Introduction: Subjective workload measures are usually administered in a visual-manual format, either electronically or by paper and pencil. However, vocal responses to spoken queries may sometimes be preferable, for example when experimental manipulations require continuous manual responding or when participants have certain sensory/motor impairments. In the present study, we evaluated the acceptability of the hands-free administration of two subjective workload questionnaires - the NASA Task Load Index (NASA-TLX) and the Multiple Resources Questionnaire (MRQ) - in a surgical training environment where manual responding is often constrained.
Method: Sixty-four undergraduates performed fifteen 90-s trials of laparoscopic training tasks (five replications of 3 tasks - cannulation, ring transfer, and rope manipulation). Half of the participants provided workload ratings using a traditional paper-and-pencil version of the NASA-TLX and MRQ; the remainder used a vocal (hands-free) version of the questionnaires. A follow-up experiment extended the evaluation of the hands-free version to actual medical students in a Minimally Invasive Surgery (MIS) training facility.
Results: The NASA-TLX was scored in 2 ways - (1) the traditional procedure using participant-specific weights to combine its 6 subscales, and (2) a simplified procedure - the NASA Raw Task Load Index (NASA-RTLX) - using the unweighted mean of the subscale scores. Comparison of the scores obtained from the hands-free and written administration conditions yielded coefficients of equivalence of r=0.85 (NASA-TLX) and r=0.81 (NASA-RTLX). Equivalence estimates for the individual subscales ranged from r=0.78 ("mental demand") to r=0.31 ("effort"). Both administration formats and scoring methods were equally sensitive to task and repetition effects. For the MRQ, the coefficient of equivalence for the hands-free and written versions was r=0.96 when tested on undergraduates. However, the sensitivity of the hands-free MRQ to task demands (η(partial)(2)=0.138) was substantially less than that for the written version (η(partial)(2)=0.252). This potential shortcoming of the hands-free MRQ did not seem to generalize to medical students who showed robust task effects when using the hands-free MRQ (η(partial)(2)=0.396). A detailed analysis of the MRQ subscales also revealed differences that may be attributable to a "spillover" effect in which participants' judgments about the demands of completing the questionnaires contaminated their judgments about the primary surgical training tasks.

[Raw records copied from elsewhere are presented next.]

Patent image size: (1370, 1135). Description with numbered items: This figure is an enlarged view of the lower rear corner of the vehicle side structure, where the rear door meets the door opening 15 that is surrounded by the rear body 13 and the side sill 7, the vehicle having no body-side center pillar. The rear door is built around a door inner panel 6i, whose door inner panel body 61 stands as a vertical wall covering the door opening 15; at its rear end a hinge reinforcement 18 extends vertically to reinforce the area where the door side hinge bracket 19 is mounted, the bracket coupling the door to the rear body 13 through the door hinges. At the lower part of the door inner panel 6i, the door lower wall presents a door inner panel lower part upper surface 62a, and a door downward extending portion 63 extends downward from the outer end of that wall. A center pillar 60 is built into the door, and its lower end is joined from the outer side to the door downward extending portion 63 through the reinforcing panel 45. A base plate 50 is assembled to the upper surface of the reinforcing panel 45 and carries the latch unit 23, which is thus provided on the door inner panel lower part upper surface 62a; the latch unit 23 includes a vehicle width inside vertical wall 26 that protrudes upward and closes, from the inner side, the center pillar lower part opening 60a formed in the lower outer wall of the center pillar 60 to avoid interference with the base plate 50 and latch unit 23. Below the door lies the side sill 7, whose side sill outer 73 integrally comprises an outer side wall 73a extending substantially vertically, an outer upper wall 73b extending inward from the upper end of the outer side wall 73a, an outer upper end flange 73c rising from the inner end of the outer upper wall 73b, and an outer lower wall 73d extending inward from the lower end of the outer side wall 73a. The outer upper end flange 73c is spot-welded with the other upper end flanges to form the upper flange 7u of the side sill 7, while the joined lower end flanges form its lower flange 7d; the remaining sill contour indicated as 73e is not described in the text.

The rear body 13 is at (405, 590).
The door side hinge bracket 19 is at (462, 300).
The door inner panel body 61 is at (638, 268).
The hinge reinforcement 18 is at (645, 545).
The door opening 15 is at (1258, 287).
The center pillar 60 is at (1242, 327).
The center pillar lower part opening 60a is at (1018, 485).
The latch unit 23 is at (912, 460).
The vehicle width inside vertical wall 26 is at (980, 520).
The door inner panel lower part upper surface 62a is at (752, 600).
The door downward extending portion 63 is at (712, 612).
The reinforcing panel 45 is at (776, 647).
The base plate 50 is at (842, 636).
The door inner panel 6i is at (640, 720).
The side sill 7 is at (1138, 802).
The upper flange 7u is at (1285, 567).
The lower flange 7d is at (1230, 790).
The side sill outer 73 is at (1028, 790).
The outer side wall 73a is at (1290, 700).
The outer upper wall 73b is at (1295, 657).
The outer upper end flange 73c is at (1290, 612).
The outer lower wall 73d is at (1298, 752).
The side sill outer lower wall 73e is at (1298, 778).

Conclusion: Vocal versions of the NASA-TLX are acceptable alternatives to standard written formats when researchers wish to obtain global workload estimates. However, care should be used when interpreting the individual subscales if the object is to make comparisons between studies or conditions that use different administration modalities. For the MRQ, the vocal version was less sensitive to experimental manipulations than its written counterpart; however, when medical students rather than undergraduates used the vocal version, the instrument's sensitivity increased well beyond that obtained with any other combination of administration modality and instrument in this study. Thus, the vocal version of the MRQ may be an acceptable workload assessment technique for selected populations, and it may even be a suitable substitute for the NASA-TLX.